In the source code META tag the specification is "iso-8859-1" (latin1). But when I specify this setting, it still does not work ...
library(XML); library(httr)
url = "http://www.encontroabcp2014.cienciapolitica.org.br/site/anaiscomplementares?AREA=8"
site_gt = content(GET(url))
resumos_gt = xpathSApply(site_gt,'//div[@style="display:none;"]', xmlValue)
resumos_gt[1]
In this result, I get something like: "Estudos Legislativo no Brasil têm concentrado suas pesquisas nos âmbito federal e estadual"
. How can têm
become também
and âmbito
transform into âmbito
?
I tried everything that came to mind. And nothing worked:
iconv(resumos_gt[1], from="UTF-8", to = "latin1")
iconv(resumos_gt[1], from="UTF-8", to = "latin2")
iconv(resumos_gt[1], from="UTF-8", to = "iso-8859-15")
iconv(resumos_gt[1], from="UTF-8", to = "latin1//TRANSLIT")
iconv(resumos_gt[1], from="UTF-8", to = "latin2//TRANSLIT")

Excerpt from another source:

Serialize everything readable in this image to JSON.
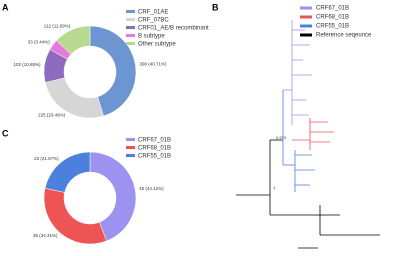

iconv(resumos_gt[1], from="UTF-8", to = "iso-8859-15//TRANSLIT")
iconv(resumos_gt[1], from="latin1", to = "UTF-8")
iconv(resumos_gt[1], from="latin2", to = "UTF-8")
iconv(resumos_gt[1], from="iso-8859-15", to = "UTF-8")
iconv(resumos_gt[1], from="latin1", to = "UTF-8//TRANSLIT")
iconv(resumos_gt[1], from="latin2", to = "UTF-8//TRANSLIT")
iconv(resumos_gt[1], from="iso-8859-15", to = "UTF-8//TRANSLIT")
####
iconv(resumos_gt[1], from="latin1", to = "ASCII")
iconv(resumos_gt[1], from="latin2", to = "ASCII")
iconv(resumos_gt[1], from="iso-8859-15", to = "ASCII")
iconv(resumos_gt[1], from="latin1", to = "ASCII//TRANSLIT")
iconv(resumos_gt[1], from="latin2", to = "ASCII//TRANSLIT")
iconv(resumos_gt[1], from="iso-8859-15", to = "ASCII")
iconv(resumos_gt[1], from="ASCII", to = "latin1")
iconv(resumos_gt[1], from="ASCII", to = "latin2")
iconv(resumos_gt[1], from="ASCII", to = "iso-8859-15")
iconv(resumos_gt[1], from="ASCII", to = "latin1//TRANSLIT")
iconv(resumos_gt[1], from="ASCII", to = "latin2//TRANSLIT")
iconv(resumos_gt[1], from="ASCII", to = "iso-8859-15//TRANSLIT")
####
iconv(resumos_gt[1], from="UTF-8", to = "ASCII")
iconv(resumos_gt[1], from="UTF-8", to = "ASCII//TRANSLIT")
iconv(resumos_gt[1], from="ASCII", to = "UTF-8")
iconv(resumos_gt[1], from="ASCII", to = "UTF-8//TRANSLIT")
####
iconv(resumos_gt[1], from="latin1", to = "latin2")
iconv(resumos_gt[1], from="latin1", to = "iso-8859-15")
iconv(resumos_gt[1], from="latin1", to = "latin2//TRANSLIT")
iconv(resumos_gt[1], from="latin1", to = "iso-8859-15//TRANSLIT")
iconv(resumos_gt[1], from="latin2", to = "latin1")
iconv(resumos_gt[1], from="latin2", to = "iso-8859-15")
iconv(resumos_gt[1], from="latin2", to = "latin1//TRANSLIT")
iconv(resumos_gt[1], from="latin2", to = "iso-8859-15//TRANSLIT")
iconv(resumos_gt[1], from="iso-8859-15", to = "latin1")
iconv(resumos_gt[1], from="iso-8859-15", to = "latin2")
iconv(resumos_gt[1], from="iso-8859-15", to = "latin1//TRANSLIT")
iconv(resumos_gt[1], from="iso-8859-15", to = "latin2//TRANSLIT")
I'm using a R 3.2.5 on a Windows 7 (and yes ... I have to keep that operating system. Apparently, in linux this problem does not occur - or is easier to resolve).